His former wife, Gina Ricci, came to his bedside.
“He told me he was going to go back to the mountain,” she told the New York Times, “and he was going to win me back.”
When a friend went to retrieve Mr. Johnson’s pickup truck — a 1984 Ford F-250 — he found a black bag nestled under the seat. It held his Olympic gold medal.
William Dean Johnson was born March 30, 1960, in Los Angeles. His father worked in computers.
The family moved to Idaho when Mr. Johnson was 7, then two years later settled in Brightwood, Ore., near Mount Hood. He was a good student and promising skier, but he was also restless and quarrelsome.
Arrested at 17 for car theft, Mr. Johnson was told by a judge that he could go to jail or attend a ski academy in Washington state. He chose skiing, but he never outgrew his reputation as a brawler who fought with his teammates and argued with his coaches. He was once kicked off the national ski team for poor training habits, but for a few brief months when it counted the most, he reigned as the dominant downhill skier in the world.
After his horrific crash in 2001, Mr. Johnson recovered enough to ski for recreation, but he had memory loss and other problems. A series of strokes left him progressively debilitated.
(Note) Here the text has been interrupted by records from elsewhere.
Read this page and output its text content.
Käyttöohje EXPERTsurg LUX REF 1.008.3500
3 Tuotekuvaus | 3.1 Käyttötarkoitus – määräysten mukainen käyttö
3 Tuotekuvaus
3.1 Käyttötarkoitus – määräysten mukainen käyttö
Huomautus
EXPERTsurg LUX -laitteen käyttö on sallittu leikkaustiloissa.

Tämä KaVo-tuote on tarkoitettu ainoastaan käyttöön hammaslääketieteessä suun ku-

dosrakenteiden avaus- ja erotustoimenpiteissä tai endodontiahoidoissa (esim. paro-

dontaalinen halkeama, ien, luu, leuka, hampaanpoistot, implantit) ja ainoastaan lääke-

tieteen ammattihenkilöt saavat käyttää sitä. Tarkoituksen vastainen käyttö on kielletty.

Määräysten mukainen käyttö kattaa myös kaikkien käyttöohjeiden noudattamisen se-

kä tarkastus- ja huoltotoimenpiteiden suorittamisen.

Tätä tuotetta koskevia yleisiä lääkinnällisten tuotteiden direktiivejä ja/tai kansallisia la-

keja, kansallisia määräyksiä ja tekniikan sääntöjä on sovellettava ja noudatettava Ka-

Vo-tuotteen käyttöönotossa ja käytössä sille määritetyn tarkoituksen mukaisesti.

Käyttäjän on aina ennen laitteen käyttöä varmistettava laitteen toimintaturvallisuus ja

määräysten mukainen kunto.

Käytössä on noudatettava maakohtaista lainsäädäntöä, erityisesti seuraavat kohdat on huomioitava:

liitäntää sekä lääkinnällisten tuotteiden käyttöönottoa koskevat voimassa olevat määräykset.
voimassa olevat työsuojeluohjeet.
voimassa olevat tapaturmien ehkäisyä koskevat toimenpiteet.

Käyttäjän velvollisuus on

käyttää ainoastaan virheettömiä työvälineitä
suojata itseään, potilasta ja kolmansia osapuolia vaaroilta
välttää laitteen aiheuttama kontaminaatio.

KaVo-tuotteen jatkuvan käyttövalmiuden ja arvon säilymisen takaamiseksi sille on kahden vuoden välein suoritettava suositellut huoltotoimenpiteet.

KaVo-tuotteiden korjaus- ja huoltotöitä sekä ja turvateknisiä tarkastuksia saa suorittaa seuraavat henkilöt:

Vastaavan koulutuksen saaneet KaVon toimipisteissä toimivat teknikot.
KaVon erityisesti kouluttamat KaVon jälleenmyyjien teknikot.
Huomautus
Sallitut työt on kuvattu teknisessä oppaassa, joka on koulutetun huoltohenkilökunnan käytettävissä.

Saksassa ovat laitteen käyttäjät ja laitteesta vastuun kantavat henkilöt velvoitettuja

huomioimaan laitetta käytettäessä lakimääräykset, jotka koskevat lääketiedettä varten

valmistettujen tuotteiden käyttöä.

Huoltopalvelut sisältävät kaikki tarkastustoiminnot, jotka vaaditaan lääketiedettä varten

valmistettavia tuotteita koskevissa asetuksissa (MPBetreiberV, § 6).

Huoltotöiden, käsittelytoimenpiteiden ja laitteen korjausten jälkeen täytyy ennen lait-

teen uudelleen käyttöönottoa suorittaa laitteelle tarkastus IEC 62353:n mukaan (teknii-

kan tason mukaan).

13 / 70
He spent his final years with his mother, D.B. Johnson, who survives him, along with his twin sons. His story was featured in a 2011 documentary, “Downhill.”
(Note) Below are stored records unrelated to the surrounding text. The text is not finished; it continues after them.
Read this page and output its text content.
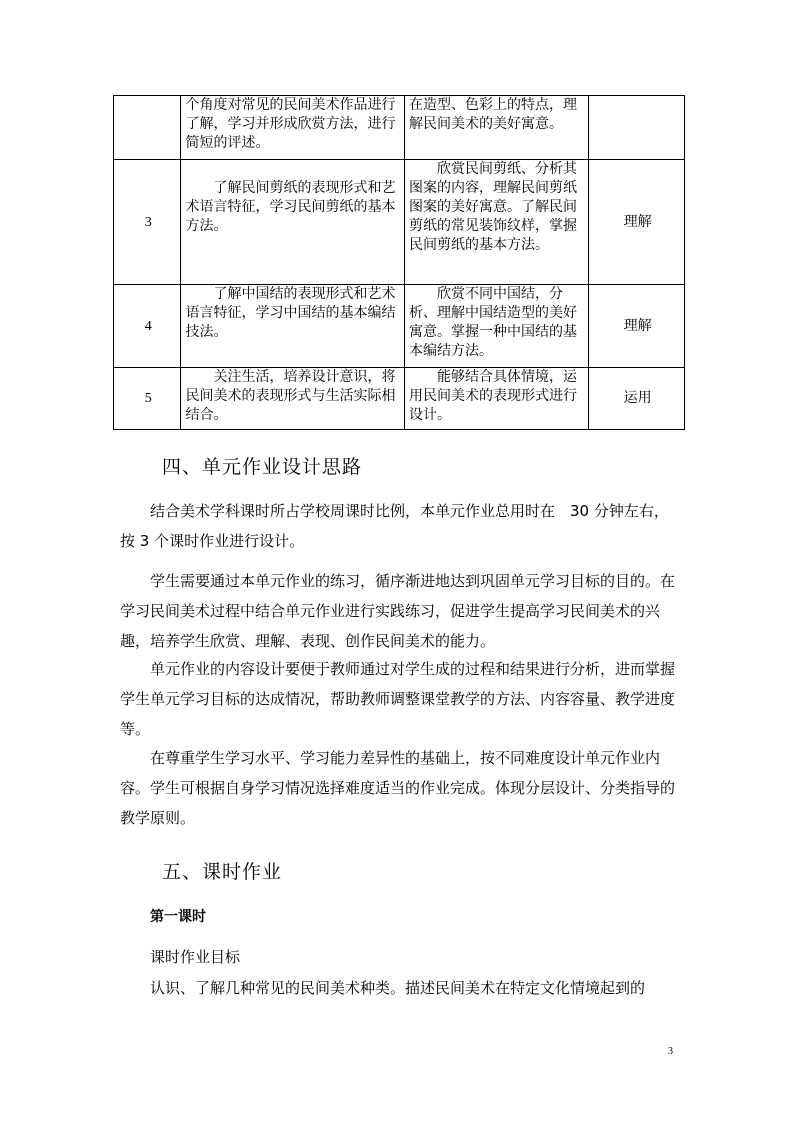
	个角度对常见的民间美术作品进行了解，学习并形成欣赏方法，进行简短的评述。	在造型、色彩上的特点，理解民间美术的美好寓意。	
3	了解民间剪纸的表现形式和艺术语言特征，学习民间剪纸的基本方法。	欣赏民间剪纸、分析其图案的内容，理解民间剪纸图案的美好寓意。了解民间剪纸的常见装饰纹样，掌握民间剪纸的基本方法。	理解
4	了解中国结的表现形式和艺术语言特征，学习中国结的基本编结技法。	欣赏不同中国结，分析、理解中国结造型的美好寓意。掌握一种中国结的基本编结方法。	理解
5	关注生活，培养设计意识，将民间美术的表现形式与生活实际相结合。	能够结合具体情境，运用民间美术的表现形式进行设计。	运用
四、单元作业设计思路

结合美术学科课时所占学校周课时比例，本单元作业总用时在　30 分钟左右，按 3 个课时作业进行设计。

学生需要通过本单元作业的练习，循序渐进地达到巩固单元学习目标的目的。在学习民间美术过程中结合单元作业进行实践练习，促进学生提高学习民间美术的兴趣，培养学生欣赏、理解、表现、创作民间美术的能力。

单元作业的内容设计要便于教师通过对学生成的过程和结果进行分析，进而掌握学生单元学习目标的达成情况，帮助教师调整课堂教学的方法、内容容量、教学进度等。

在尊重学生学习水平、学习能力差异性的基础上，按不同难度设计单元作业内容。学生可根据自身学习情况选择难度适当的作业完成。体现分层设计、分类指导的教学原则。

五、课时作业
第一课时
课时作业目标
认识、了解几种常见的民间美术种类。描述民间美术在特定文化情境起到的
3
Since Mr. Johnson’s gold medal in 1984, the only other U.S. skiers to win the Olympic downhill have been Tommy Moe in 1994 and Lindsey Vonn in 2010.
“Those who know me may say I was a difficult person but fun to be around,” Mr . Johnson said in 1990. “Those who don’t probably will just say I was the best downhill skier in U.S. history. No matter what they say, there’s one thing they’ll never take away from me — I was Olympic champion.”